8. Pipelined Execution of UPDATE Command
The execution of the UPDATE command involves two phases: 1. Fetch—In this phase, the OrderIndex of the order which is stored in the order index table is fetched using the OrderID as the address. Since the order index table is stored in DRAM, the fetching of the OrderIndex takes longer compared to BRAM. 2. Execute Phase—This phase involves moving the order node to a new price position, adding at the end of the vertical linked list of order nodes and deleting the order node from the current price position in a vertical linked list under the dummy node corresponding to the old price position. If the fetch and execute phases are carried out sequentially without any overlap, the execution time of the UPDATE command increases, resulting in less throughput for UPDATE. To address this issue, we modified the UPDATE command execution logic such that there is an overlap between the execution of the fetch and execute phases. This was achieved by executing the fetch and execute phases in a pipelined fashion. The fetch logic looks up the order index table using the OrderID as the address and writes the OrderIndex read from DRAM into a first-in, first-out (FIFO) queue. The execute command reads the OrderIndex from the queue and uses it to locate the order in the order database. After locating the order node, the execute logic moves it to the new position in the horizontally linked list of price nodes. Since the fetching of the OrderID for the next UPDATE command overlaps with the execute phase of the previous UPDATE command, the effective execution time of the UPDATE command is reduced significantly, if the UPDATE commands are received sequentially. Since the percentage of UPDATE command is very high (around 90% of the total commands are UPDATEs), this modification results in a 30–40% increase in the throughput of the UPDATE command as shown in
Table 7 below.
9. Conclusions and Future Work
In this study, we have implemented the order processing block of a trading system with FPGA technology. By migrating the functionality of order processing from software to hardware, we were able to obtain more than 2X of an advantage in throughput and order processing latency was reduced to less than 500 ns. The design was implemented with HLS. HLS methodology is comparatively new and is an emerging technology that is not mature as of yet. However, our observation is that the results of latency and throughput obtained with HLS are very close to Verilog implementation.
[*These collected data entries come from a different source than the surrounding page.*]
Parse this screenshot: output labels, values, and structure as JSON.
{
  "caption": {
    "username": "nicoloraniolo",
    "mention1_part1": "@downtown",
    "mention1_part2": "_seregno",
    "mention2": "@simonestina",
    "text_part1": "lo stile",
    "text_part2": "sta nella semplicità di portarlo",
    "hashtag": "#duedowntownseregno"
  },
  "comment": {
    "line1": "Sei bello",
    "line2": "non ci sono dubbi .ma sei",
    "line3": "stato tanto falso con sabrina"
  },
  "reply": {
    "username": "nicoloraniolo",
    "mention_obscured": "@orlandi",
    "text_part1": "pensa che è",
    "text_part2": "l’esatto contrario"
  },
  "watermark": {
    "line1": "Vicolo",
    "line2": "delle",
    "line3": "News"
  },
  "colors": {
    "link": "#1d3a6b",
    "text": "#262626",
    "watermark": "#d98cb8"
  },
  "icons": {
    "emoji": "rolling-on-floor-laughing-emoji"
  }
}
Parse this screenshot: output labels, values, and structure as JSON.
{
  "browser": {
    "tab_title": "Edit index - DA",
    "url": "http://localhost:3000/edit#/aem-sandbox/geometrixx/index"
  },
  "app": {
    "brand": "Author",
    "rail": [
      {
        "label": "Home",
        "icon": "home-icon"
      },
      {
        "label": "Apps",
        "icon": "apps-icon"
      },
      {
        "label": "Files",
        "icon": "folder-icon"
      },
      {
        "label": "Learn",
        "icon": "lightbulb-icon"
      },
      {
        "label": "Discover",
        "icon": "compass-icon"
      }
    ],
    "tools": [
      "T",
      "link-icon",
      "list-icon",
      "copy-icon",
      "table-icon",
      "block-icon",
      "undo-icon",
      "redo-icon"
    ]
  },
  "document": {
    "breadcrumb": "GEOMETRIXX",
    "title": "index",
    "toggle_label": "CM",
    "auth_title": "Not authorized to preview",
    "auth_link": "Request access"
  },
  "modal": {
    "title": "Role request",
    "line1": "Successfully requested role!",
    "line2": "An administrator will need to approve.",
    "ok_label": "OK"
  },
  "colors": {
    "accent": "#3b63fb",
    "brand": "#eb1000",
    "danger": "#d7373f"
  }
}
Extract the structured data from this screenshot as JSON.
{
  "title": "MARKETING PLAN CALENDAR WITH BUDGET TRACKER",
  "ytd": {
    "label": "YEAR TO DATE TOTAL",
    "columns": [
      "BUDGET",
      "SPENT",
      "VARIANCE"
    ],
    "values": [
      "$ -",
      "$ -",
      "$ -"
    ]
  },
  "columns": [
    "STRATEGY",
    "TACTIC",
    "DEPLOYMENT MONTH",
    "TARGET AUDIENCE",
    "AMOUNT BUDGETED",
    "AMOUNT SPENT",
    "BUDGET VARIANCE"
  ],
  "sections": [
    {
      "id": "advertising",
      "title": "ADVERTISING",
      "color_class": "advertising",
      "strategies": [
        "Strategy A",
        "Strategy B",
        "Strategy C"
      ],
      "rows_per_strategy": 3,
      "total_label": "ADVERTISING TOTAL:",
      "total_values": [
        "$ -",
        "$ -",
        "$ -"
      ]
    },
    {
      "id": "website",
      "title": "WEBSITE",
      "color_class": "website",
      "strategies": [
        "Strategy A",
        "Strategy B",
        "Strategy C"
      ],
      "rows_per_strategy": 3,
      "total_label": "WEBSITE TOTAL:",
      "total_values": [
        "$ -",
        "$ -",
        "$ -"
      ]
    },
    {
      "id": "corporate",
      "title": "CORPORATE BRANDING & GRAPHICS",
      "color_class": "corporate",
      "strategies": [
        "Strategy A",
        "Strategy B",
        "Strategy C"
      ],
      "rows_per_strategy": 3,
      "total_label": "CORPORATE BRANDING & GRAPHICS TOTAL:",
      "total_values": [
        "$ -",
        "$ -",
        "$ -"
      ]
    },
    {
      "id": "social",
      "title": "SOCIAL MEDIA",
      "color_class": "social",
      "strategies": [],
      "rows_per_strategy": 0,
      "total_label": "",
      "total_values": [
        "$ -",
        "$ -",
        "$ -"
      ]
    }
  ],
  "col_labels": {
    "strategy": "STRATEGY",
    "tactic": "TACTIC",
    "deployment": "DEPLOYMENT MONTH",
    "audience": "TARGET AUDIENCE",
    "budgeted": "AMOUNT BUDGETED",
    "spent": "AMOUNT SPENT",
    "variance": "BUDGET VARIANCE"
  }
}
With HLS, we achieved almost 4X–5X of an improvement in throughput for the INSERT and UPDATE commands compared to software implementation. However, to obtain results close to a highly optimized and efficient Verilog implementation, various optimization techniques need to be tried out as recommended below:
Using HLS stream variables internally to implement FIFOs and carry out concurrent/overlapped executions of subfunctions of the three commands.
Using an optimal mix of Verilog and C code in which certain latency and time-critical subfunctions are coded in Verilog, and the rest of the logic is coded in C and implemented in HLS.
Design under test (DUT) consists of the Verilog implementation of the order processing block. As an alternative approach, the same DUT can be ported on an Intel HLS Compiler, and the results compared with those obtained from Xilinx Vivado HLS.